Prompt/Response Optimiser

Summary: Prompt/response optimiser refines the prompts/responses according to the desired input or output content and format.

Context: Users may struggle with writing effective prompts, especially considering the injection of comprehensive context. Similarly, it may be difficult for users to understand the agent’s outputs in certain cases.

Problem: How to generate effective prompts and standardised responses that are aligned with users’ goals or objectives?

Forces:

  • Standardisation. Prompts and responses may vary in structure, format, and content, which will lead to potential confusion or inconsistent behaviours of the agent.
  • Goal alignment. Ensuring that prompts and responses are aligned with the ultimate goal or objective can facilitate the agent to achieve desired results.
  • Interoperability. The generated prompts and responses may be directly input to other components, external tools or agents for completing further tasks.

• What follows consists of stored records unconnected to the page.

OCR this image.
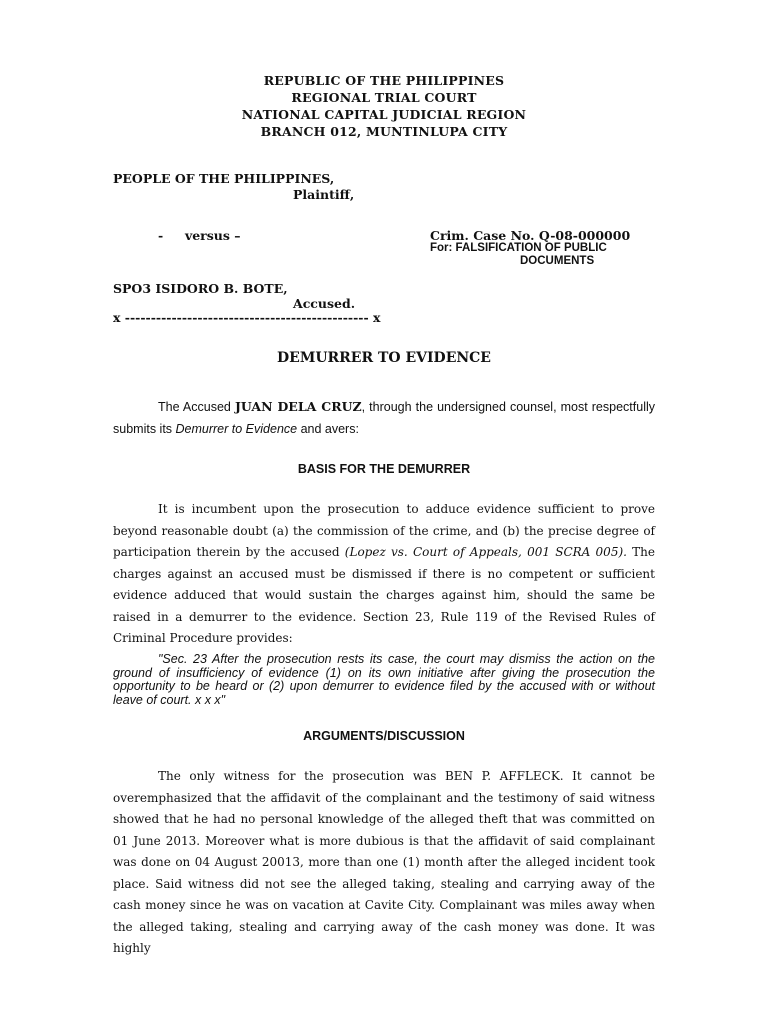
REPUBLIC OF THE PHILIPPINES
REGIONAL TRIAL COURT
NATIONAL CAPITAL JUDICIAL REGION
BRANCH 012, MUNTINLUPA CITY
PEOPLE OF THE PHILIPPINES,
Plaintiff,
-     versus –	Crim. Case No. Q-08-000000
For: FALSIFICATION OF PUBLIC
DOCUMENTS
SPO3 ISIDORO B. BOTE,
Accused.
x ----------------------------------------------- x
DEMURRER TO EVIDENCE

The Accused JUAN DELA CRUZ, through the undersigned counsel, most respectfully submits its Demurrer to Evidence and avers:

BASIS FOR THE DEMURRER

It is incumbent upon the prosecution to adduce evidence sufficient to prove beyond reasonable doubt (a) the commission of the crime, and (b) the precise degree of participation therein by the accused (Lopez vs. Court of Appeals, 001 SCRA 005). The charges against an accused must be dismissed if there is no competent or sufficient evidence adduced that would sustain the charges against him, should the same be raised in a demurrer to the evidence. Section 23, Rule 119 of the Revised Rules of Criminal Procedure provides:

"Sec. 23 After the prosecution rests its case, the court may dismiss the action on the ground of insufficiency of evidence (1) on its own initiative after giving the prosecution the opportunity to be heard or (2) upon demurrer to evidence filed by the accused with or without leave of court. x x x"

ARGUMENTS/DISCUSSION

The only witness for the prosecution was BEN P. AFFLECK. It cannot be overemphasized that the affidavit of the complainant and the testimony of said witness showed that he had no personal knowledge of the alleged theft that was committed on 01 June 2013. Moreover what is more dubious is that the affidavit of said complainant was done on 04 August 20013, more than one (1) month after the alleged incident took place. Said witness did not see the alleged taking, stealing and carrying away of the cash money since he was on vacation at Cavite City. Complainant was miles away when the alleged taking, stealing and carrying away of the cash money was done. It was highly
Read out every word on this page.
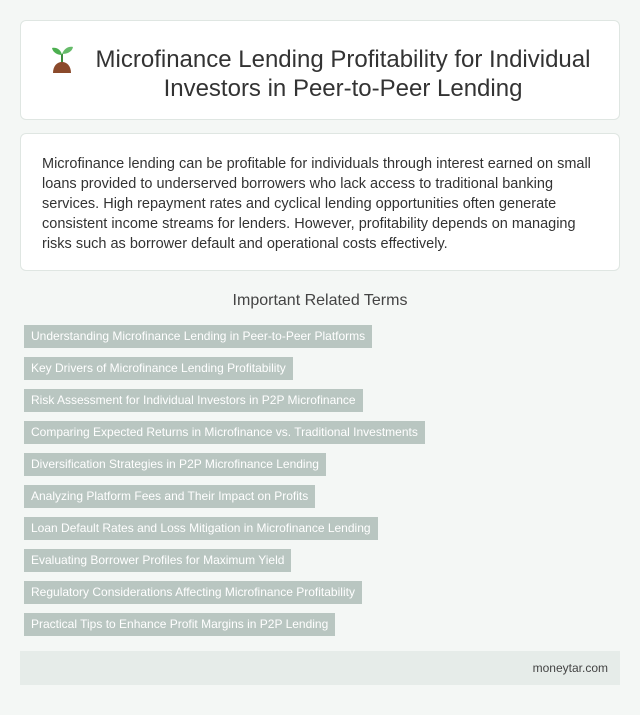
Microfinance Lending Profitability for Individual Investors in Peer-to-Peer Lending

Microfinance lending can be profitable for individuals through interest earned on small loans provided to underserved borrowers who lack access to traditional banking services. High repayment rates and cyclical lending opportunities often generate consistent income streams for lenders. However, profitability depends on managing risks such as borrower default and operational costs effectively.

Important Related Terms
Understanding Microfinance Lending in Peer-to-Peer Platforms
Key Drivers of Microfinance Lending Profitability
Risk Assessment for Individual Investors in P2P Microfinance
Comparing Expected Returns in Microfinance vs. Traditional Investments
Diversification Strategies in P2P Microfinance Lending
Analyzing Platform Fees and Their Impact on Profits
Loan Default Rates and Loss Mitigation in Microfinance Lending
Evaluating Borrower Profiles for Maximum Yield
Regulatory Considerations Affecting Microfinance Profitability
Practical Tips to Enhance Profit Margins in P2P Lending
moneytar.com
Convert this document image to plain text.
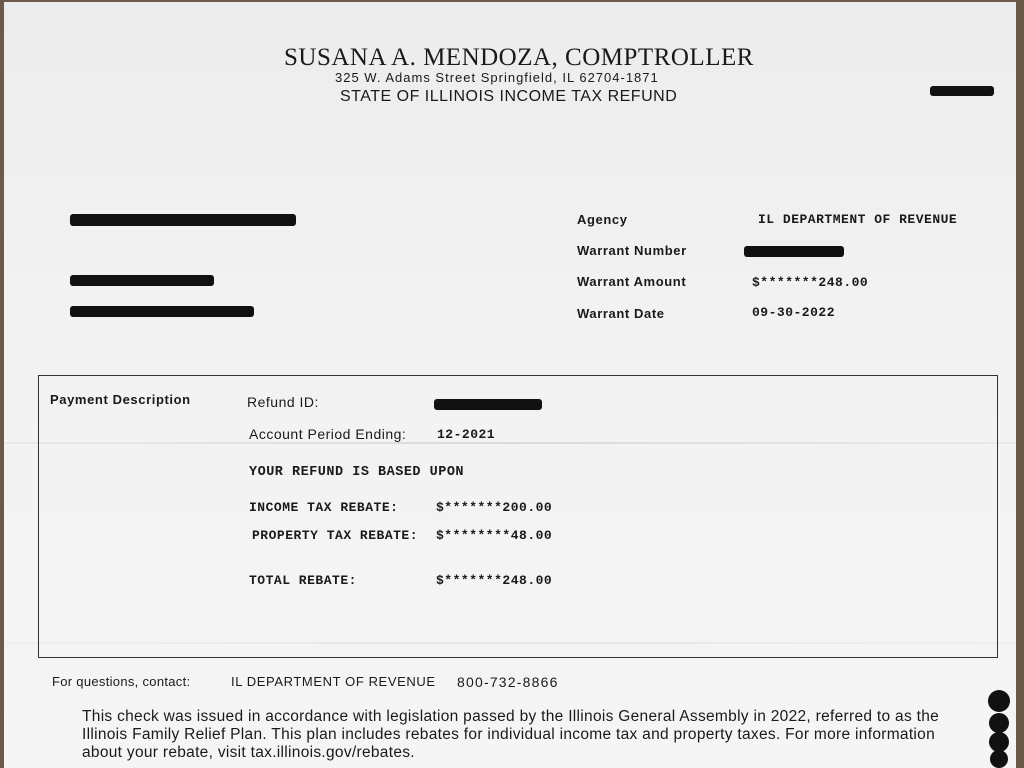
SUSANA A. MENDOZA, COMPTROLLER
325 W. Adams Street Springfield, IL 62704-1871
STATE OF ILLINOIS INCOME TAX REFUND
Agency	IL DEPARTMENT OF REVENUE
Warrant Number
Warrant Amount	$*******248.00
Warrant Date	09-30-2022
Payment Description	Refund ID:
Account Period Ending: 12-2021
YOUR REFUND IS BASED UPON
INCOME TAX REBATE:	$*******200.00
PROPERTY TAX REBATE: $********48.00
TOTAL REBATE:	$*******248.00
For questions, contact:	IL DEPARTMENT OF REVENUE 800-732-8866
This check was issued in accordance with legislation passed by the Illinois General Assembly in 2022, referred to as the Illinois Family Relief Plan. This plan includes rebates for individual income tax and property taxes. For more information about your rebate, visit tax.illinois.gov/rebates.
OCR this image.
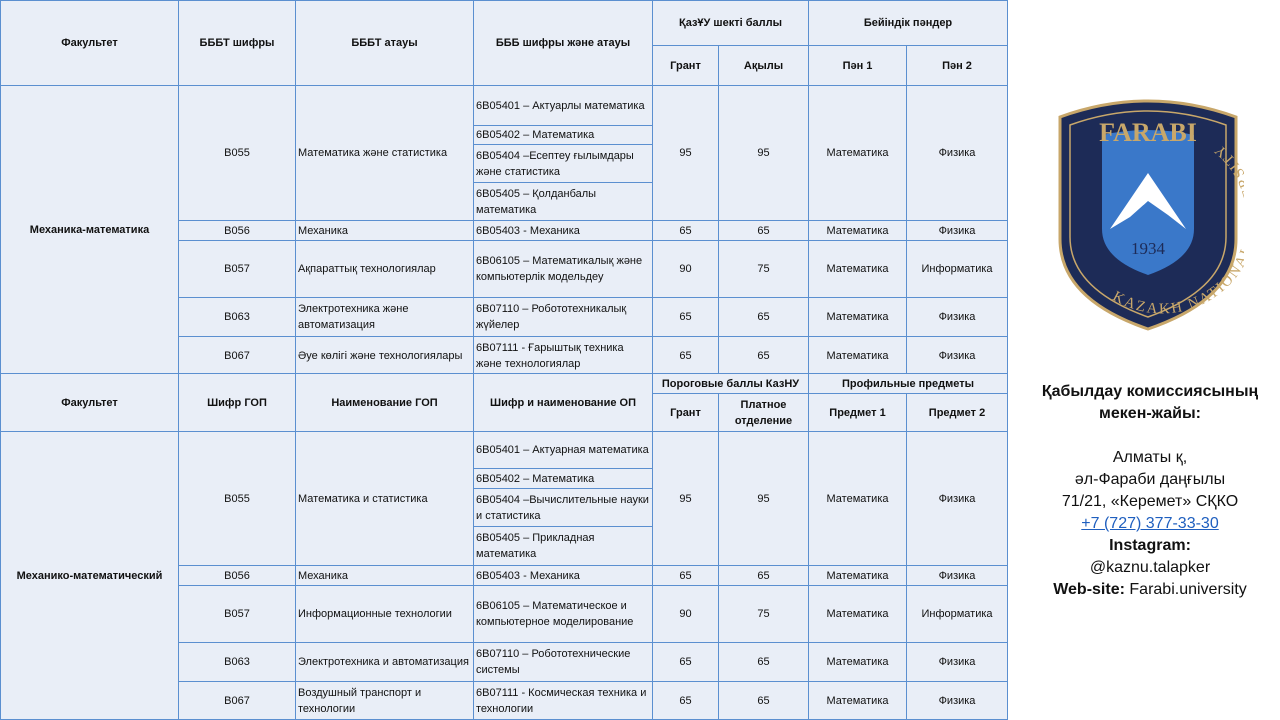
Факультет	БББТ шифры	БББТ атауы	БББ шифры және атауы	ҚазҰУ шекті баллы		Бейіндік пәндер	
				Грант	Ақылы	Пән 1	Пән 2
Механика-математика	B055	Математика және статистика	6B05401 – Актуарлы математика	95	95	Математика	Физика
			6B05402 – Математика				
			6B05404 –Есептеу ғылымдары және статистика				
			6B05405 – Қолданбалы математика				
	B056	Механика	6B05403 - Механика	65	65	Математика	Физика
	B057	Ақпараттық технологиялар	6B06105 – Математикалық және компьютерлік модельдеу	90	75	Математика	Информатика
	B063	Электротехника және автоматизация	6B07110 – Робототехникалық жүйелер	65	65	Математика	Физика
	B067	Әуе көлігі және технологиялары	6B07111 - Ғарыштық техника және технологиялар	65	65	Математика	Физика
Факультет	Шифр ГОП	Наименование ГОП	Шифр и наименование ОП	Пороговые баллы КазНУ		Профильные предметы	
				Грант	Платное отделение	Предмет 1	Предмет 2
Механико-математический	B055	Математика и статистика	6B05401 – Актуарная математика	95	95	Математика	Физика
			6B05402 – Математика				
			6B05404 –Вычислительные науки и статистика				
			6B05405 – Прикладная математика				
	B056	Механика	6B05403 - Механика	65	65	Математика	Физика
	B057	Информационные технологии	6B06105 – Математическое и компьютерное моделирование	90	75	Математика	Информатика
	B063	Электротехника и автоматизация	6B07110 – Робототехнические системы	65	65	Математика	Физика
	B067	Воздушный транспорт и технологии	6B07111 - Космическая техника и технологии	65	65	Математика	Физика
FARABI
1934
KAZAKH NATION ITY
Қабылдау комиссиясының мекен-жайы:
Алматы қ,
әл-Фараби даңғылы
71/21, «Керемет» СҚКО
+7 (727) 377-33-30
Instagram:
@kaznu.talapker
Web-site: Farabi.university
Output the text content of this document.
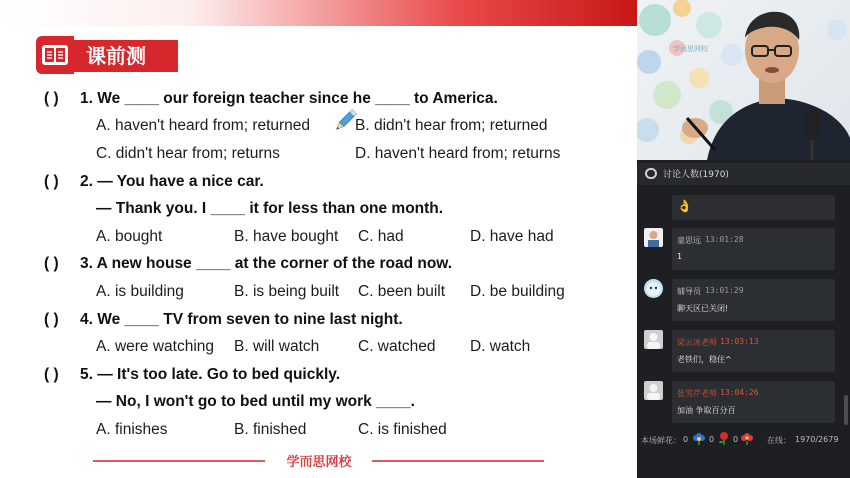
课前测
( ) 1. We ____ our foreign teacher since he ____ to America.
A. haven't heard from; returned	B. didn't hear from; returned
C. didn't hear from; returns	D. haven't heard from; returns
( ) 2. — You have a nice car.
— Thank you. I ____ it for less than one month.
A. bought	B. have bought C. had	D. have had
( ) 3. A new house ____ at the corner of the road now.
A. is building	B. is being built C. been built D. be building
( ) 4. We ____ TV from seven to nine last night.
A. were watching B. will watch C. watched D. watch
( ) 5. — It's too late. Go to bed quickly.
— No, I won't go to bed until my work ____.
A. finishes	B. finished	C. is finished
学而思网校
学而思网校
讨论人数(1970)
👌
童思远 13:01:28
1
辅导员 13:01:29
聊天区已关闭!
梁云冰老师 13:03:13
老铁们，稳住^
张雪芹老师 13:04:26
加油 争取百分百
本场鲜花： 0	0 0	在线： 1970/2679
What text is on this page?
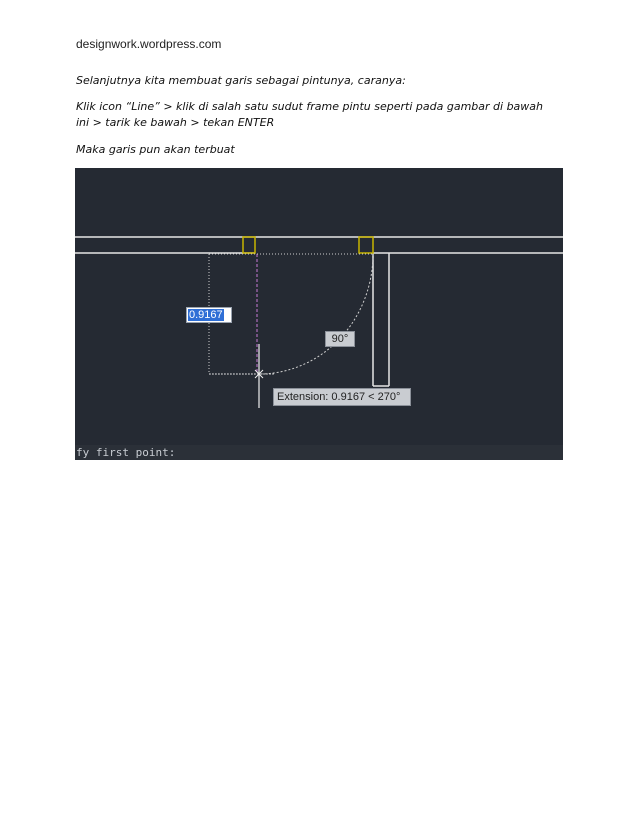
designwork.wordpress.com
Selanjutnya kita membuat garis sebagai pintunya, caranya:
Klik icon “Line” > klik di salah satu sudut frame pintu seperti pada gambar di bawah ini > tarik ke bawah > tekan ENTER
Maka garis pun akan terbuat
0.9167
90°
Extension: 0.9167 < 270°
fy first point:
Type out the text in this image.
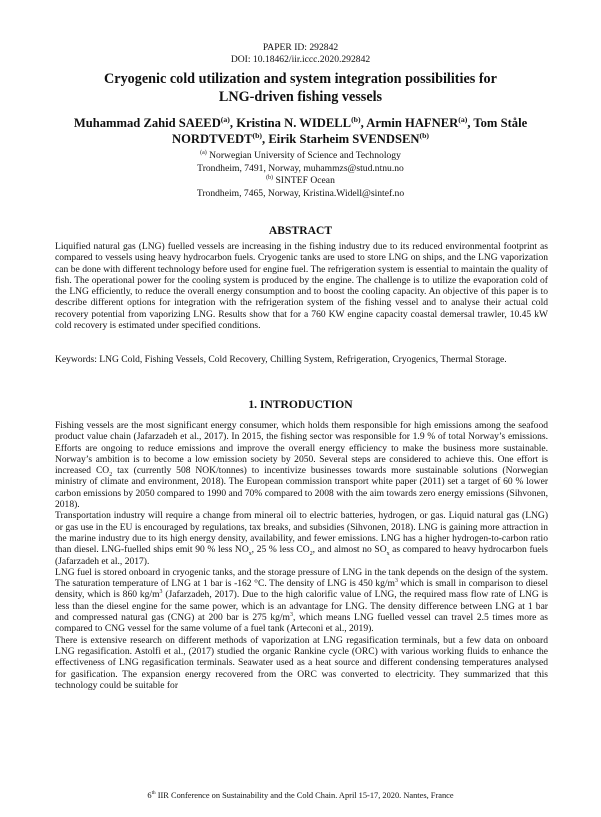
PAPER ID: 292842
DOI: 10.18462/iir.iccc.2020.292842
Cryogenic cold utilization and system integration possibilities for
LNG-driven fishing vessels
Muhammad Zahid SAEED$^{(a)}$, Kristina N. WIDELL$^{(b)}$, Armin HAFNER$^{(a)}$, Tom Ståle NORDTVEDT$^{(b)}$, Eirik Starheim SVENDSEN$^{(b)}$
$^{(a)}$ Norwegian University of Science and Technology
Trondheim, 7491, Norway, muhammzs@stud.ntnu.no
$^{(b)}$ SINTEF Ocean
Trondheim, 7465, Norway, Kristina.Widell@sintef.no
ABSTRACT

Liquified natural gas (LNG) fuelled vessels are increasing in the fishing industry due to its reduced environmental footprint as compared to vessels using heavy hydrocarbon fuels. Cryogenic tanks are used to store LNG on ships, and the LNG vaporization can be done with different technology before used for engine fuel. The refrigeration system is essential to maintain the quality of fish. The operational power for the cooling system is produced by the engine. The challenge is to utilize the evaporation cold of the LNG efficiently, to reduce the overall energy consumption and to boost the cooling capacity. An objective of this paper is to describe different options for integration with the refrigeration system of the fishing vessel and to analyse their actual cold recovery potential from vaporizing LNG. Results show that for a 760 KW engine capacity coastal demersal trawler, 10.45 kW cold recovery is estimated under specified conditions.

Keywords: LNG Cold, Fishing Vessels, Cold Recovery, Chilling System, Refrigeration, Cryogenics, Thermal Storage.
1. INTRODUCTION

Fishing vessels are the most significant energy consumer, which holds them responsible for high emissions among the seafood product value chain (Jafarzadeh et al., 2017). In 2015, the fishing sector was responsible for 1.9 % of total Norway’s emissions. Efforts are ongoing to reduce emissions and improve the overall energy efficiency to make the business more sustainable. Norway’s ambition is to become a low emission society by 2050. Several steps are considered to achieve this. One effort is increased $CO_2$ tax (currently 508 NOK/tonnes) to incentivize businesses towards more sustainable solutions (Norwegian ministry of climate and environment, 2018). The European commission transport white paper (2011) set a target of 60 % lower carbon emissions by 2050 compared to 1990 and 70% compared to 2008 with the aim towards zero energy emissions (Sihvonen, 2018).

Transportation industry will require a change from mineral oil to electric batteries, hydrogen, or gas. Liquid natural gas (LNG) or gas use in the EU is encouraged by regulations, tax breaks, and subsidies (Sihvonen, 2018). LNG is gaining more attraction in the marine industry due to its high energy density, availability, and fewer emissions. LNG has a higher hydrogen-to-carbon ratio than diesel. LNG-fuelled ships emit 90 % less $NO_x$, 25 % less $CO_2$, and almost no $SO_x$ as compared to heavy hydrocarbon fuels (Jafarzadeh et al., 2017).

LNG fuel is stored onboard in cryogenic tanks, and the storage pressure of LNG in the tank depends on the design of the system. The saturation temperature of LNG at 1 bar is -162 °C. The density of LNG is 450 $kg/m^3$ which is small in comparison to diesel density, which is 860 $kg/m^3$ (Jafarzadeh, 2017). Due to the high calorific value of LNG, the required mass flow rate of LNG is less than the diesel engine for the same power, which is an advantage for LNG. The density difference between LNG at 1 bar and compressed natural gas (CNG) at 200 bar is 275 $kg/m^3$, which means LNG fuelled vessel can travel 2.5 times more as compared to CNG vessel for the same volume of a fuel tank (Arteconi et al., 2019).

There is extensive research on different methods of vaporization at LNG regasification terminals, but a few data on onboard LNG regasification. Astolfi et al., (2017) studied the organic Rankine cycle (ORC) with various working fluids to enhance the effectiveness of LNG regasification terminals. Seawater used as a heat source and different condensing temperatures analysed for gasification. The expansion energy recovered from the ORC was converted to electricity. They summarized that this technology could be suitable for

6th IIR Conference on Sustainability and the Cold Chain. April 15-17, 2020. Nantes, France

Solution: Fig. 1 illustrates a high-level graphical representation of prompt/response optimiser. A user may input initial prompts to the agent, however, such prompts may be ineffective due to the lack of relevant context, unintentional injection attacks, redundancy, etc. In this regard, prompt/response optimiser can construct refined prompts and responses adhering to predefined constraints and specifications. These constraints and specifications outline the desired content and format for the inputs and outputs, ensuring alignment with the ultimate goal. A prompt or response template is often used in the prompt/response optimiser as a factory for creating specific instances of prompts or responses [1, 2]. This template offers a structured approach to standardise the queries and responses, improving the accuracy of the responses and facilitate their interoperations with external tools or agents. For instance, a prompt template can contain the instructions to an agent, some examples for few-shot learning, and the question/goal for the agent to work.

Figure 1. Prompt/response optimiser.

Benefits:

  • Standardisation. Prompt/response optimiser can create standardised prompts and responses regarding the requirements specified in the template.
  • Goal alignment. The optimised prompts and responses adhere to user-defined conditions, hence they can achieve higher accuracy and relevance to the goals.
  • Interoperability. Interoperability between agent and external tools is facilitated by prompt/response optimiser, which can provide consistent and well-defined prompts and responses for task execution.
  • Adaptability. Prompt/response optimiser can accommodate different constraints, specifications, or domain-specific requirements by refining the template with a knowledge base.

Drawbacks:

  • Underspecification. In certain cases, it may be difficult for prompt/response optimiser to capture and incorporate all relevant contextual information effectively, especially considering the ambiguity of users’ input, and dependency on context engineering. Consequently, the optimiser may struggle to generate appropriate prompts or responses.
  • Maintenance overhead. Updating and maintaining prompt or response templates may cause significant overhead. Changes in requirements may necessitate modifying multiple templates, which is time-consuming and error-prone.

Known uses:

  • LangChain. LangChain provides prompt templates for practitioners to develop custom foundation model-based agents.
  • Amazon Bedrock. Users can configure prompt templates in Amazon Bedrock, defining how the agent should evaluate and use the prompts.
  • Dialogflow. Dialogflow allows users to create generators to specify agent behaviours and responses at runtime.

Related patterns:

  • Passive goal creator and proactive goal creator can first handle users’ inputs and transfer the goals and relevant context information to prompt/response optimiser for prompt refinement.
  • Self-reflection, cross-reflection, and human-reflection. The reflection patterns can be applied to assess and refine the output of prompt/response optimiser.
  • Agent adapter. Prompt/response optimiser can improve users’ inputs, and the optimised prompts can be sent to
    other agents for goal achievement, while agent adapter focuses more on the utilisation of external tools.

References:

[1] A. Zhao, D. Huang, Q. Xu, M. Lin, Y.-J. Liu, and G. Huang, “Expel: Llm agents are experiential learners,” arXiv preprint arXiv:2308.10144, 2023.

[2] R. Schumann, W. Zhu, W. Feng, T.-J. Fu, S. Riezler, and W. Y. Wang, “Velma: Verbalization embodiment of llm agents for vision and language navigation in street view,” arXiv preprint arXiv:2307.06082, 2023.